The Qatar Red Crescent Society’s (QRCS) Iraqi representative is working on a project to help disadvantaged families in Iraqi Kurdistan and support their livelihoods.
The 15-month project, which has a total budget of $202,579, focuses on displaced Iraqis in and outside of camps, as well as underprivileged families from the host community.
It aims to empower internally displaced persons (IDPs) in camps, those living outside of camps, and the most vulnerable returnees by assisting them in securing basic requirements such as health care, food, education, and other services.
A goal is also to improve livelihoods by supporting agricultural activities, livestock breeding, and vocational training, thereby giving people a source of income and minimising reliance on humanitarian relief and passive adaption techniques.
The project will provide 31 women who don’t live in camps and who support their families with a stable source of income and safe and adequate living conditions for both them and their families.
Another aspect of the project is providing practical sewing skills training to female breadwinners in 20 displaced households in Erbil’s Bahirka camp.
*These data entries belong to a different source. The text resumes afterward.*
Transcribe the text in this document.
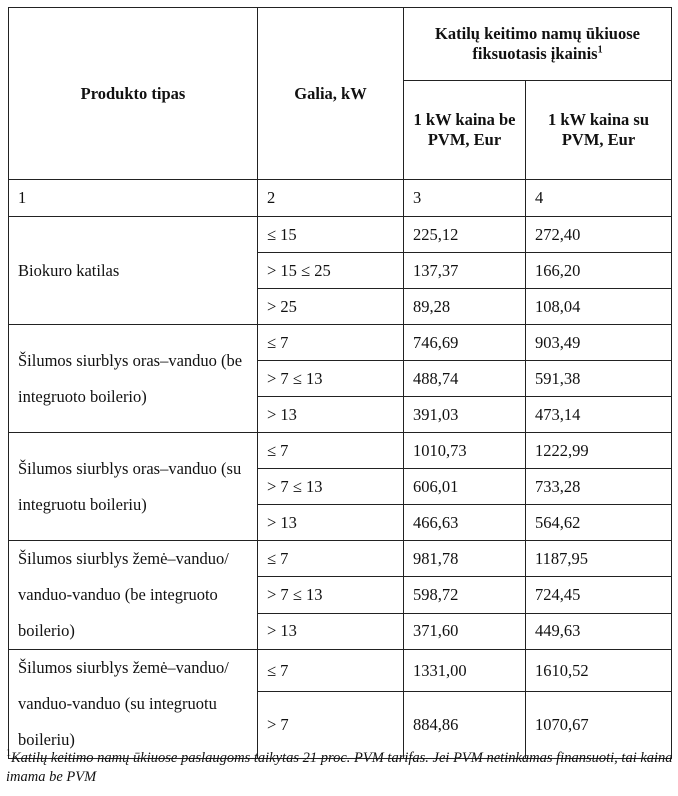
Produkto tipas	Galia, kW	Katilų keitimo namų ūkiuose fiksuotasis įkainis$^1$
		1 kW kaina be PVM, Eur	1 kW kaina su PVM, Eur
1	2	3	4
Biokuro katilas	≤ 15	225,12	272,40
	> 15 ≤ 25	137,37	166,20
	> 25	89,28	108,04
Šilumos siurblys oras–vanduo (be integruoto boilerio)	≤ 7	746,69	903,49
	> 7 ≤ 13	488,74	591,38
	> 13	391,03	473,14
Šilumos siurblys oras–vanduo (su integruotu boileriu)	≤ 7	1010,73	1222,99
	> 7 ≤ 13	606,01	733,28
	> 13	466,63	564,62
Šilumos siurblys žemė–vanduo/ vanduo-vanduo (be integruoto boilerio)	≤ 7	981,78	1187,95
	> 7 ≤ 13	598,72	724,45
	> 13	371,60	449,63
Šilumos siurblys žemė–vanduo/ vanduo-vanduo (su integruotu boileriu)	≤ 7	1331,00	1610,52
	> 7	884,86	1070,67
$^1$Katilų keitimo namų ūkiuose paslaugoms taikytas 21 proc. PVM tarifas. Jei PVM netinkamas finansuoti, tai kaina imama be PVM
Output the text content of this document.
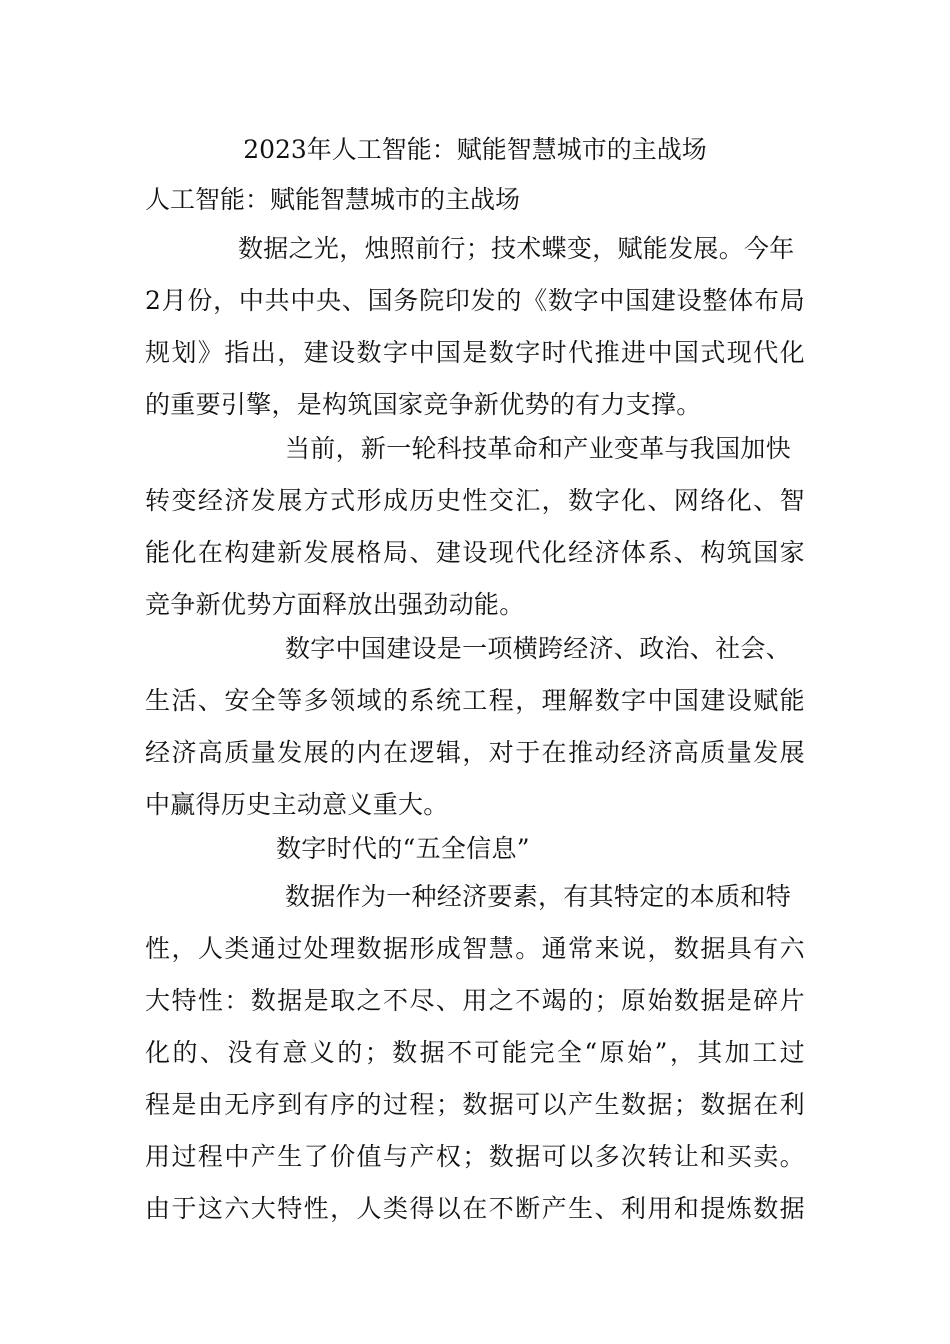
2023年人工智能：赋能智慧城市的主战场
人工智能：赋能智慧城市的主战场
数据之光，烛照前行；技术蝶变，赋能发展。今年
2月份，中共中央、国务院印发的《数字中国建设整体布局
规划》指出，建设数字中国是数字时代推进中国式现代化
的重要引擎，是构筑国家竞争新优势的有力支撑。
当前，新一轮科技革命和产业变革与我国加快
转变经济发展方式形成历史性交汇，数字化、网络化、智
能化在构建新发展格局、建设现代化经济体系、构筑国家
竞争新优势方面释放出强劲动能。
数字中国建设是一项横跨经济、政治、社会、
生活、安全等多领域的系统工程，理解数字中国建设赋能
经济高质量发展的内在逻辑，对于在推动经济高质量发展
中赢得历史主动意义重大。
数字时代的“五全信息”
数据作为一种经济要素，有其特定的本质和特
性，人类通过处理数据形成智慧。通常来说，数据具有六
大特性：数据是取之不尽、用之不竭的；原始数据是碎片
化的、没有意义的；数据不可能完全“原始”，其加工过
程是由无序到有序的过程；数据可以产生数据；数据在利
用过程中产生了价值与产权；数据可以多次转让和买卖。
由于这六大特性，人类得以在不断产生、利用和提炼数据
This will provide them with basic services like education, food, and health care.
The activities include conducting a field assessment of poor displaced families at camps in Erbil’s Khabat district, and both the Khanke and Sharya towns in Dohuk. The beneficiaries are identified based on eligibility. QRDCS will be conducting a field assessment of poor and displaced families headed by women at the Bahirka camp in Erbil, and selecting beneficiaries of vocational training, among others.
Sheep have already been provided to 20 non-camp displaced women in Khanke and Sharya in Dohuk, as well as 10 needy local women in Khabat. Eight of them each got a dairy cow and 600 kg of fodder, while 23 women got three sheep, four chickens, one rooster, and 225 kg of fodder.
Internal displacement in Iraq
An internally displaced person is a person who is forced to leave their home but remains within the borders of their country. They are frequently referred to as refugees, despite the fact that they do not meet the legal standards.
Within Iraq, around 1.2 million people are internally displaced, with more than half of them having been there for more than four years, and 4.1 million people require humanitarian aid. People’s ability to return home is hampered by insecurity, a lack of livelihood, and destroyed or damaged housing.
Internal displacement in Iraq has a long history, entrenched in sectarian and ethnic tensions and fueled by decades of authoritarian government, armed conflict, the American invasion, and, most recently, the fight against ISIL.
The most recent wave of migration began in late 2012, when ISIL began to take over vast areas of land, resulting in massive displacement in the years that followed.
New displacement has decreased since the formal end of the fight against the organisation in December 2017, and people have begun to return home. Since then, annual returns have outweighed new displacements.